Nouvelles statistiques mensuelles depuis l'apparition du Covid-19

Dans le contexte de la crise sanitaire actuelle, une étude statistique mensuelle de la Drees fait état d'une hausse plus importante des allocataires du RSA (+8,5% en octobre 2020 par rapport à octobre 2019). De la même façon, les effectifs d'allocataires indemnisés au titre de l'ASS ont cru fortement entre mai et septembre 2020 (+10,7%). Une augmentation des bénéficiaires de l'aide au logement a également été constatée entre octobre 2019 et octobre 2020 (+2,4%). En revanche, le nombre de bénéficiaires de la prime d'activité a diminué à la fin du premier confinement de juin à septembre 2020 (-3,5%), comme le nombre de jeunes entrant dans le dispositif garantie jeunes (80 200 fin juillet 2020 contre 89 800 fin février 2020).

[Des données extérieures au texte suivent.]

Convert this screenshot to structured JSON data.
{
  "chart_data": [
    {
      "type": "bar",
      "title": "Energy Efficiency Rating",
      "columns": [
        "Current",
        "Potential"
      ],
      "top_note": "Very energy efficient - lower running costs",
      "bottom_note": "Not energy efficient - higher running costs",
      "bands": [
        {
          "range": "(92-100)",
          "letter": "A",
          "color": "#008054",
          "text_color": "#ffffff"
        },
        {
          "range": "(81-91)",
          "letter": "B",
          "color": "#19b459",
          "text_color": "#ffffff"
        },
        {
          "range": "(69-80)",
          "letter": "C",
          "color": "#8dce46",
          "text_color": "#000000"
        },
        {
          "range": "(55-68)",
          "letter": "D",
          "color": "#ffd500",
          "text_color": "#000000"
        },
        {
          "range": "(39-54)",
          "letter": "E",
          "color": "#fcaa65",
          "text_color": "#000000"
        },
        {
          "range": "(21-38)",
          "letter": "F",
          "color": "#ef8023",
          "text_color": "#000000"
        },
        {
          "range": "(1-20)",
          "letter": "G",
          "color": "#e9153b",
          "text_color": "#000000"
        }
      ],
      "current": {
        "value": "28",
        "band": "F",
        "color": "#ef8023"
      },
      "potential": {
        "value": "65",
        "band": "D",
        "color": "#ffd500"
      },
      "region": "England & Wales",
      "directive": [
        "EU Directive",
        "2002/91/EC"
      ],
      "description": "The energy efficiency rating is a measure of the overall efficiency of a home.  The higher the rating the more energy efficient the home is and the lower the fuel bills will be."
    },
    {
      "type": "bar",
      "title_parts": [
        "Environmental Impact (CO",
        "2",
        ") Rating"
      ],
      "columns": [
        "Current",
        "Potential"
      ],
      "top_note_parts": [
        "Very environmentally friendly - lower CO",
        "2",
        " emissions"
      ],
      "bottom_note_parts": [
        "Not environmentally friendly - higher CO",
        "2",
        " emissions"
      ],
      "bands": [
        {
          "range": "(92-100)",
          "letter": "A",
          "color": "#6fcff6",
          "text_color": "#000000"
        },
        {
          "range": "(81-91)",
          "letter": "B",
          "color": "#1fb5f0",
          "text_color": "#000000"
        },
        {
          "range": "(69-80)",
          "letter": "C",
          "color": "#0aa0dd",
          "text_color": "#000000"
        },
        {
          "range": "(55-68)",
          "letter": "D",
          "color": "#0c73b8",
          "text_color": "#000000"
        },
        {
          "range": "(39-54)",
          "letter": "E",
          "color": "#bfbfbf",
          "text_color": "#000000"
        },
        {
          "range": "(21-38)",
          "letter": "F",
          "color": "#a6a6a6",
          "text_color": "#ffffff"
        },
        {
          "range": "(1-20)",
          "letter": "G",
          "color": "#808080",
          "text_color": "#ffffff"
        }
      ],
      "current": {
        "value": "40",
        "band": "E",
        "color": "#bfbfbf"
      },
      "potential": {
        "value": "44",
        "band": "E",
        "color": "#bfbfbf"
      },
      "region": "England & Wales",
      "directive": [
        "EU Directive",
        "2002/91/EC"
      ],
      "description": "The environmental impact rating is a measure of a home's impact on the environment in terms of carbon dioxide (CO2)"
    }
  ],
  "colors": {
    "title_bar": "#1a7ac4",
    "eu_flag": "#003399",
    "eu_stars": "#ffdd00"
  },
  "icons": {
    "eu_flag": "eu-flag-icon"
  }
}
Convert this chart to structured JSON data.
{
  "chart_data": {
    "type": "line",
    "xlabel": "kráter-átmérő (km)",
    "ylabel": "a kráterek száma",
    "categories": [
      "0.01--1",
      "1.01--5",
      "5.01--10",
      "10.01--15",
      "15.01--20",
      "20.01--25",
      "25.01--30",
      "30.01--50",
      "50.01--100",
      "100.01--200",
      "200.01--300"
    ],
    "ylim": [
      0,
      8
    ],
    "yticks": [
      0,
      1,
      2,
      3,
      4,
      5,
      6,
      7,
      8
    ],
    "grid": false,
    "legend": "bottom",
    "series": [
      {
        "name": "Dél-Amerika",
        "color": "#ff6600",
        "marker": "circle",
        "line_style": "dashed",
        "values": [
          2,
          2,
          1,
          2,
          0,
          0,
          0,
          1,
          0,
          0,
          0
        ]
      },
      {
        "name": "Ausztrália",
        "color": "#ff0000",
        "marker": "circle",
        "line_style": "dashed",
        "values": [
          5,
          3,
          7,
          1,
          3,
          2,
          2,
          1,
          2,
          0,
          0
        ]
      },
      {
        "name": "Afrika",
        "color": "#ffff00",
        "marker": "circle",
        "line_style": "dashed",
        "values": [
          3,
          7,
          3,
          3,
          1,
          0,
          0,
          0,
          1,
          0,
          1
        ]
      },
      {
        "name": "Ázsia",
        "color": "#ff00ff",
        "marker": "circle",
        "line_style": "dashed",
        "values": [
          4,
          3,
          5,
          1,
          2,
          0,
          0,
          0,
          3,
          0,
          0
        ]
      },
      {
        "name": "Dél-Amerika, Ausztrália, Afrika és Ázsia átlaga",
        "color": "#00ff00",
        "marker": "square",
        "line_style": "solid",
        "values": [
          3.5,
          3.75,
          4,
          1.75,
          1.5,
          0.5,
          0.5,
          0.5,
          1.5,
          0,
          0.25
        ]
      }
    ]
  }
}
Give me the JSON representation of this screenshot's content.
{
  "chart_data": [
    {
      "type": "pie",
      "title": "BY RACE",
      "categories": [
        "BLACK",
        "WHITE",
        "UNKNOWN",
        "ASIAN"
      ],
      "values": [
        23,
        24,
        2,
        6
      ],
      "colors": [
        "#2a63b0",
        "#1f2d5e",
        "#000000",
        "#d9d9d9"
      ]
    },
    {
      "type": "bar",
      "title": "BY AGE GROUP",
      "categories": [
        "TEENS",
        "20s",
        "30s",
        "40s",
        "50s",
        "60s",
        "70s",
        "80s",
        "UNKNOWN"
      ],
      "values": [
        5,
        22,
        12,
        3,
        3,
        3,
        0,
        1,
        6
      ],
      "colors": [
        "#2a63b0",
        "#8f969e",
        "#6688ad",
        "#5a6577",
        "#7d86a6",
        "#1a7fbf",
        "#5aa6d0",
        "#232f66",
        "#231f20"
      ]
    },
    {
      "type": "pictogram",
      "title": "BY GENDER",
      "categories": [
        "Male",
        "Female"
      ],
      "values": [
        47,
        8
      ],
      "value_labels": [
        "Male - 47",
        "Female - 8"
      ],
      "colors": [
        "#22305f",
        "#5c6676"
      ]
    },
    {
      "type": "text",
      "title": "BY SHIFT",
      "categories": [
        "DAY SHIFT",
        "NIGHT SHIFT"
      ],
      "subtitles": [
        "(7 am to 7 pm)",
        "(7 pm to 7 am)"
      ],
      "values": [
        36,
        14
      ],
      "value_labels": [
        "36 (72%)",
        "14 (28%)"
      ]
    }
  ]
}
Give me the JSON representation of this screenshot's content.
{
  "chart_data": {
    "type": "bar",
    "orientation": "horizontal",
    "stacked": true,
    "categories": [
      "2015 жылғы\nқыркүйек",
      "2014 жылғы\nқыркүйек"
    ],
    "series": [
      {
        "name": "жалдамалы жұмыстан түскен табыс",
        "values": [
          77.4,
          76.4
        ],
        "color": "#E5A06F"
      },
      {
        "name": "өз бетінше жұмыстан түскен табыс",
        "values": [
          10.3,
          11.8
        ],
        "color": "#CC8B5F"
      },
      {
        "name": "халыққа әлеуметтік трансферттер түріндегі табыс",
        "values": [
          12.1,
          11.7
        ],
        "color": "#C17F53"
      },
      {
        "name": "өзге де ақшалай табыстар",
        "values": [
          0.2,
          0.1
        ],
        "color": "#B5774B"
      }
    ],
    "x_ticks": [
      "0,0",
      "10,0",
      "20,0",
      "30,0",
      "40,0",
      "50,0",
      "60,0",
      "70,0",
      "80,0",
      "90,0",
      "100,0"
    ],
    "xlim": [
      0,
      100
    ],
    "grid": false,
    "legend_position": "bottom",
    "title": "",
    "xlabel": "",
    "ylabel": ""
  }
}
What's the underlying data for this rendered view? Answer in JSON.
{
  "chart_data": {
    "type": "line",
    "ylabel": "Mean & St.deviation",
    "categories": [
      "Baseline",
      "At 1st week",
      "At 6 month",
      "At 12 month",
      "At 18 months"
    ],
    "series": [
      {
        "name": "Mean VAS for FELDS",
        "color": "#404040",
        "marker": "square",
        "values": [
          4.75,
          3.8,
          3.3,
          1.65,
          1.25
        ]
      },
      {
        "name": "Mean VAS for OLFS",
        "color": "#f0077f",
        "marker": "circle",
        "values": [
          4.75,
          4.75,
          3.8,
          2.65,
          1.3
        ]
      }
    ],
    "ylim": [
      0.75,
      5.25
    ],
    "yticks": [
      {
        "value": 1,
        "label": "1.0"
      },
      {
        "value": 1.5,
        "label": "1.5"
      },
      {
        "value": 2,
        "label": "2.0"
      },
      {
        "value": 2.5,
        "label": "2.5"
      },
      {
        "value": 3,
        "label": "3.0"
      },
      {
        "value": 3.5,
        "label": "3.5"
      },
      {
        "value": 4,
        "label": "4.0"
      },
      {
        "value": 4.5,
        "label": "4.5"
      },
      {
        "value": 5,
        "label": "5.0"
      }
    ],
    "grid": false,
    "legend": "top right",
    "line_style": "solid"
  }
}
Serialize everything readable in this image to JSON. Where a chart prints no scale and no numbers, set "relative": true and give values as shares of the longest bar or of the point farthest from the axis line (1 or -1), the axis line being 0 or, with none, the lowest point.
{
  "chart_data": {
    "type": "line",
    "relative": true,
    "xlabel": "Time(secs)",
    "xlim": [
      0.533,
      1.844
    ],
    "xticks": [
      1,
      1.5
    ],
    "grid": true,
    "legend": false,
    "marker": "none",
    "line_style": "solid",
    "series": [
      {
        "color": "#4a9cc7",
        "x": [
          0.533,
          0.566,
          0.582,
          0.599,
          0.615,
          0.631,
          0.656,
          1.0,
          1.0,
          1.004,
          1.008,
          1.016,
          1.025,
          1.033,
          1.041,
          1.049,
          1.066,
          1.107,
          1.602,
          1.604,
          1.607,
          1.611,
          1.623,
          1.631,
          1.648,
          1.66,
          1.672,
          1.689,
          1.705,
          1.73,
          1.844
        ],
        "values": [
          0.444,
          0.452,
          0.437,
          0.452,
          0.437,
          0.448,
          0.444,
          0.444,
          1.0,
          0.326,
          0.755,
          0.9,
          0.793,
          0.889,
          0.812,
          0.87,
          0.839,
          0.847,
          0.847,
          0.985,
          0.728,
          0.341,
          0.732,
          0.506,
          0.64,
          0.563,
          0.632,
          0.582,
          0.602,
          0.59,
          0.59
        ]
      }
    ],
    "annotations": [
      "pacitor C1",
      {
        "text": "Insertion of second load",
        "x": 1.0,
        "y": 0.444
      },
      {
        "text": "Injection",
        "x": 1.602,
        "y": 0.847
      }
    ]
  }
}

Une forte augmentation des bénéficiaires de la prime d'activité

Du côté des prestations sociales, ce sont la prime d'activité (4,5 millions de foyers, +42,7% en 2019) et la garantie jeunes (83 200 bénéficiaires de 16 à 25 ans, +11,7% en 2018) qui enregistrent les plus fortes progressions en effectifs en 2018 et 2019. La forte augmentation du nombre d'allocataires à la prime d'activité en 2019 s'explique par une modification des seuils d'éligibilité avec effet rétroactif, décidée par le gouvernement à la suite du mouvement des gilets jaunes.

Les aides au logement (6,6 millions de foyers fin 2018) et les prestations familiales (6,8 millions de familles fin 2018) connaissent une légère diminution du nombre de bénéficiaires.

53% des bénéficiaires de ces aides sociales disposent d'un revenu inférieur à 50% du niveau de vie médian (soit 867 euros par mois pour une personne seule) et sont considérés comme pauvres. 35% doivent se restreindre dans leur alimentation et 20% connaissent des difficultés de logement. L'étude de la Drees relève que 41% des bénéficiaires de minima sociaux souffrent d'isolement.